# 5d Mkii - How to remove user copyright info - WITHOUT EOS UTILITY!!



## CameraMan (Jun 18, 2013)

Got a 5d Mkii - replaced with 6d - Looking to sell the 5d.
USB on the 5d seems to have failed. Tried 3 Win 7x64 machines, different leads, never shows up. Sometimes when you plug the USB into camera, it shows "BUSY" on top LCD, (as I would expect) but only briefly, and with no result. Annoying as I've hardly used the USB, only to calibrate the lenses. 

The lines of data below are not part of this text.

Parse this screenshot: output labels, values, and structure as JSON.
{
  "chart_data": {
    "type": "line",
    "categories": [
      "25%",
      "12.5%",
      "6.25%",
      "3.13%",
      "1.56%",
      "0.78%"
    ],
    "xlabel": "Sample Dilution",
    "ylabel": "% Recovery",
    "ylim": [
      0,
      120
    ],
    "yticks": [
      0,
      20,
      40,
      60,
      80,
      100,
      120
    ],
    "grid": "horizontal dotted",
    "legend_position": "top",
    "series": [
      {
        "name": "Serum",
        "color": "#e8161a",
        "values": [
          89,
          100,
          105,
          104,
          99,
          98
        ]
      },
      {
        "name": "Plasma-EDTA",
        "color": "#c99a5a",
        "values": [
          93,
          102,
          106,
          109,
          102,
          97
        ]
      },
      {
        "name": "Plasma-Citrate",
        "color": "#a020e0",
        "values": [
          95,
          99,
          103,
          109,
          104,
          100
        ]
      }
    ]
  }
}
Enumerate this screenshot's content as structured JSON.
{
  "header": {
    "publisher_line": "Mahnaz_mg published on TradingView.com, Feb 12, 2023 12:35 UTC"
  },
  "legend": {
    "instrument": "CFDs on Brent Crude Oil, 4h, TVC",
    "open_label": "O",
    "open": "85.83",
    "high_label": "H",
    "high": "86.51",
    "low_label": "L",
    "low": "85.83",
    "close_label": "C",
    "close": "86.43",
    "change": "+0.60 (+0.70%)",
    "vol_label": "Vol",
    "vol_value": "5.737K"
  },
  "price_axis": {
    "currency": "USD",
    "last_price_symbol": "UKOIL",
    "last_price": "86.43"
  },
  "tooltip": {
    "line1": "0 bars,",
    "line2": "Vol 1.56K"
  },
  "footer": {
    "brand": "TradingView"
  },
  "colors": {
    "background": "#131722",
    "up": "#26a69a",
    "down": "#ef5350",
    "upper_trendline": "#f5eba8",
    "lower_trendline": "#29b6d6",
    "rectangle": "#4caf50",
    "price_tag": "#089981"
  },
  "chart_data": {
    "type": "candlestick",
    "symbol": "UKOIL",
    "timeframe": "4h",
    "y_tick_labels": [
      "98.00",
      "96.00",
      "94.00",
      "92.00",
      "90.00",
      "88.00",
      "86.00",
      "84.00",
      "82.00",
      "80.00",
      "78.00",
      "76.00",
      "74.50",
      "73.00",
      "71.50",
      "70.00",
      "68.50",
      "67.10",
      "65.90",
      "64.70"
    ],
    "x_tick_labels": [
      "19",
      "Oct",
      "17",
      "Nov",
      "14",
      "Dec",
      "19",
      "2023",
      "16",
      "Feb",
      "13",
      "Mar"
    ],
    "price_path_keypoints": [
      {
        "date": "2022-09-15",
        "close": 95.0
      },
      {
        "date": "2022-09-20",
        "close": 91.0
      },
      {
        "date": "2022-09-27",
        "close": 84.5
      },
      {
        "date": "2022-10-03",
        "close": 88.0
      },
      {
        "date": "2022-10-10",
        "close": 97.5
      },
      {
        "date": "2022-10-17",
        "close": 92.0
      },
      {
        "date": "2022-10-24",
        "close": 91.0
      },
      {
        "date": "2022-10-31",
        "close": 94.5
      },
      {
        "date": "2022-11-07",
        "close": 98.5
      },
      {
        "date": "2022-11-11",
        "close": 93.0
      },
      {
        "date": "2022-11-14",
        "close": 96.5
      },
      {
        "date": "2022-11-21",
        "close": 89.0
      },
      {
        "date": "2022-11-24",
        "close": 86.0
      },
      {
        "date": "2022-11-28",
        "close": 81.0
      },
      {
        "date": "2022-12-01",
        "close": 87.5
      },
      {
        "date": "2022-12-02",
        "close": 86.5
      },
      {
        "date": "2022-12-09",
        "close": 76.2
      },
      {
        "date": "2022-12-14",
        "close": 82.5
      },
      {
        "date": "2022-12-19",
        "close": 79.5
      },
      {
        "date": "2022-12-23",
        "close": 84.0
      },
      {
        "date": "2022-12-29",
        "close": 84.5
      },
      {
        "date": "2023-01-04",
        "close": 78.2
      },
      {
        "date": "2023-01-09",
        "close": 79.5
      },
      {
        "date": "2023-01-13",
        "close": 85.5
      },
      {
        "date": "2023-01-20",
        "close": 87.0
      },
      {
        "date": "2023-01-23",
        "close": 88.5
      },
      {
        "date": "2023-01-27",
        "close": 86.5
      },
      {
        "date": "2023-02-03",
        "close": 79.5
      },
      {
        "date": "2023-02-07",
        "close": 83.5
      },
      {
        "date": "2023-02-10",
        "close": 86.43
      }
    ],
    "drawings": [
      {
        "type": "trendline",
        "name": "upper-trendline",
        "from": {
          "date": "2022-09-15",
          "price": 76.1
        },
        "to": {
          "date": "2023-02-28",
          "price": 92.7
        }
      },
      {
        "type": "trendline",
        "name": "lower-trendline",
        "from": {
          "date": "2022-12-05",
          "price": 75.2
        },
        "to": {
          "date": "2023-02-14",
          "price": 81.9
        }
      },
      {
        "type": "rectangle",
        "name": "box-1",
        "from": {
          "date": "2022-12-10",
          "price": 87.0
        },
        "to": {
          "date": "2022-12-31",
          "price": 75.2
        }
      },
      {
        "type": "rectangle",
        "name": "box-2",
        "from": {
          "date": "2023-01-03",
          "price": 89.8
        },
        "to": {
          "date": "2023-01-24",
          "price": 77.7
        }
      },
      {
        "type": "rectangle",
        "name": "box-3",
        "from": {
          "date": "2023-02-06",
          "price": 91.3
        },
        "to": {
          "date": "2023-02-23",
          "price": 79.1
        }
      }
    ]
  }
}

Anyways - How can I remove my name from the usercopyright field? 
I put the name in with "EOS Utility software" 
The "Delete copyright information" option in the menus is always grayed out. (Why?)
Tried "Clear camera settings" and removing both batteries etc - still showing on Lightroom import.

Any thoughts....
Ta


----------



## CameraMan (Jun 18, 2013)

Ignore this - sorted it - turned out to be some quirk in Lightroom on import - metadata settings. Deleted all those and problem solved. Odd that it should be this (remembering my name here) as on upgrading to LR5 all my import settings / defaults for presets on import/file renaming got lost.


----------



## rs (Jun 18, 2013)

It's great to hear you fixed it. For future reference, or for anyone else that stumbles across this issue, it can be cleared in camera: In the menu, go to the 7th tab (the picture of the spanner with 3 dots next to it), and select 'Clear settings'. Under that menu, select 'Delete copyright information'.


----------



## Jim Saunders (Jun 18, 2013)

A program called EOSinfo can be used to change the data in the camera. It'll get shutter counts too.

Jim


----------